Turkish President Recep Tayyip Erdoğan is claiming victory in a voter referendum on the country's constitution that gives him sweeping new powers.
Erdoğan began pushing Turkey in an Islamist direction in 2003 when he was elected prime minister. Now he has the power to accomplish his objectives. Critics say he is an autocratic leader.
Thousands of flag-waving supporters cheered the referendum, chanting that he restore the death penalty.
But Erdoğan won just 51 percent of the vote. The opposition is calling for an investigation, saying they faced intimidation, which included beatings, detentions, and threats.

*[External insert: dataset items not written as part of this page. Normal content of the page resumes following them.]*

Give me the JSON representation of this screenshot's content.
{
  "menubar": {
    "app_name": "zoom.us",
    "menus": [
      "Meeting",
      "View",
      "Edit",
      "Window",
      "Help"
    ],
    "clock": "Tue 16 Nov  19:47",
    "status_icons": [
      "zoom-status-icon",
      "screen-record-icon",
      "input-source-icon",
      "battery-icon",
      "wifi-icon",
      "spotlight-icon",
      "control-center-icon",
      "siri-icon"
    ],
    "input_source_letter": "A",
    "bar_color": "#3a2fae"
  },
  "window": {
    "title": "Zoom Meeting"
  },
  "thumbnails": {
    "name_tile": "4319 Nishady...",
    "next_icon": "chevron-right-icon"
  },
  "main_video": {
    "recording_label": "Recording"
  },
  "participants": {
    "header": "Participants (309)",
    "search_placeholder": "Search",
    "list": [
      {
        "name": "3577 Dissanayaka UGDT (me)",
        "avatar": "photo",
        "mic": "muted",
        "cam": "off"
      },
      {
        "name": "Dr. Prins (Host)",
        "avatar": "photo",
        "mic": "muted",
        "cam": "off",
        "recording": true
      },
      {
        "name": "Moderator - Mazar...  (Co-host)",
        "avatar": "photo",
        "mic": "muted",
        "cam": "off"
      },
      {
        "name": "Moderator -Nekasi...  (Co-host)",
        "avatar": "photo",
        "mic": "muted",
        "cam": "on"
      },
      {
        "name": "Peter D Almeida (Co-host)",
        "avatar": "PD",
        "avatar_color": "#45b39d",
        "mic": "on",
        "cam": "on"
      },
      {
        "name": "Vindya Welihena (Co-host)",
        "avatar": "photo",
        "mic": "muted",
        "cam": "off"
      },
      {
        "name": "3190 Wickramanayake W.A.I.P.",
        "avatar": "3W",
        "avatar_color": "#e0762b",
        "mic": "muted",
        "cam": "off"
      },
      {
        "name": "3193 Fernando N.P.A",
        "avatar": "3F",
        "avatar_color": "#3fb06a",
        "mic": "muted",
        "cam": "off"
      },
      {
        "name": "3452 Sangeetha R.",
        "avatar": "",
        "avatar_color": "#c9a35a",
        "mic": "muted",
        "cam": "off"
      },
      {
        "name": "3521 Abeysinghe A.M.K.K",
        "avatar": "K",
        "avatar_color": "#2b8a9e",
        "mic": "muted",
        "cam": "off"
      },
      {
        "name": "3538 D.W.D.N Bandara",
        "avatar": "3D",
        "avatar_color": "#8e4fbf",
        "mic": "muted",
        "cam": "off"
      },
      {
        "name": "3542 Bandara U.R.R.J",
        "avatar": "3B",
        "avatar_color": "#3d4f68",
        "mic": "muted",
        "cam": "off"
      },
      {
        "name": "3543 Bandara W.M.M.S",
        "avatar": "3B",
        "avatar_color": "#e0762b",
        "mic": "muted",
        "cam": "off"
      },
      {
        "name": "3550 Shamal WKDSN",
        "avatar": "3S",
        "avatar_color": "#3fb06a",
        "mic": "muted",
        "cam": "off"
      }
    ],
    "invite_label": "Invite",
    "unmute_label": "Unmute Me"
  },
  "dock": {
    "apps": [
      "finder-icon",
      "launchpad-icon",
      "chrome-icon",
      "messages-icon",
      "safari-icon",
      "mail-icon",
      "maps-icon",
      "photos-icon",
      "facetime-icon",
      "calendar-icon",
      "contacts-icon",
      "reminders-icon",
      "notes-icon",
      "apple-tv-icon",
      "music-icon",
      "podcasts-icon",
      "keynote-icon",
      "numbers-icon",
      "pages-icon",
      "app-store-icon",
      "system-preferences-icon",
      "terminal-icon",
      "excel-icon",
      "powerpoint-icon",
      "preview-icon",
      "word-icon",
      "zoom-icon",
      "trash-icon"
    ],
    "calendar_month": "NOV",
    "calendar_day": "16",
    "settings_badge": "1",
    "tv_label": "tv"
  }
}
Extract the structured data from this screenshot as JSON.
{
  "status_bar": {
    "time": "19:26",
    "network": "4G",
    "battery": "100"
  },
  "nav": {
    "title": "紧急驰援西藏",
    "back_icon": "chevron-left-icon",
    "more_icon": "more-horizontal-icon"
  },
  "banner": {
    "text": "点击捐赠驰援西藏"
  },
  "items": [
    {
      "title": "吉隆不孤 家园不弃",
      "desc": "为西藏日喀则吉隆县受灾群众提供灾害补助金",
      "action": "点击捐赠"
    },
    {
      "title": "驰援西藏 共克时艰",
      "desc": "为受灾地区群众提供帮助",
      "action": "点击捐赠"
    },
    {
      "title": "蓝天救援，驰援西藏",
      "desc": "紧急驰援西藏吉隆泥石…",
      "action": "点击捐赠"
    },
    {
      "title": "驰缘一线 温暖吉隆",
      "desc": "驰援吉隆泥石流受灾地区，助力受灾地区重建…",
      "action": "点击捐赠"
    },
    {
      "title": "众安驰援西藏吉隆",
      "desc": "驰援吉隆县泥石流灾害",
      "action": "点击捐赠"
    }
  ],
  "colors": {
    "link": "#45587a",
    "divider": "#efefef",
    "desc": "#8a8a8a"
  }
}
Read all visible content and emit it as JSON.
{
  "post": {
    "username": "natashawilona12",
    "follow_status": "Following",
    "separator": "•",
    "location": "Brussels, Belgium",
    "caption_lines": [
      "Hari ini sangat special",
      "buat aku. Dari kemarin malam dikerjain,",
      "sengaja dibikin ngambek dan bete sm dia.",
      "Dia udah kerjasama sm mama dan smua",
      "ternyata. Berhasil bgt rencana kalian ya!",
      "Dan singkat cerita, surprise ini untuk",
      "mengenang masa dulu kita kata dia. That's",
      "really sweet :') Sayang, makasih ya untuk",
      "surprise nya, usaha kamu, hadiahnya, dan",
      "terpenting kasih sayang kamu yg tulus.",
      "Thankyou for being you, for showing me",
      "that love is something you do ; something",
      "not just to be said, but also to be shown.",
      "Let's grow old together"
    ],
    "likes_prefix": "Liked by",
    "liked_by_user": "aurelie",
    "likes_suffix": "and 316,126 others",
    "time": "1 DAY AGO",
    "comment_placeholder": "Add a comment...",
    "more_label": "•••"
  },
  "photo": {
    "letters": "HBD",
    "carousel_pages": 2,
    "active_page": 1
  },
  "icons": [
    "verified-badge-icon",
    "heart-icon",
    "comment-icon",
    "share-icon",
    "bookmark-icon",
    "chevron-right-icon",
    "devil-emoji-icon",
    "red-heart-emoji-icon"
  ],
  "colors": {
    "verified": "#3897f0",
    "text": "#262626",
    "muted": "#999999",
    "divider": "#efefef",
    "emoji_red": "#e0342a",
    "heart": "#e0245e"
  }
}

The referendum abolishes the office of prime minister and gives broad executive powers to the president.
An analysis of the referendum in Britain's The Guardian compares Erdoğan's rise to power to that of Nazi Germany.
"It's hard not to notice the striking resemblance to the sequence of events in Germany from 1933: the Reichstag fire, the Night of the Long Knives, the infamous referendum in 1934. The similarities give one a powerful sense of history copy-and-pasting itself," the author writes.
The Guardian quotes Steven Cook in an essay for Foreign Policy, entitled "RIP Turkey: 1921-2017."
"The Turkish republic has always been flawed, but it always contained the aspiration that – against the backdrop of the principles to which successive constitutions claimed fidelity – it could become a democracy. Erdoğan's new Turkey closes off that prospect."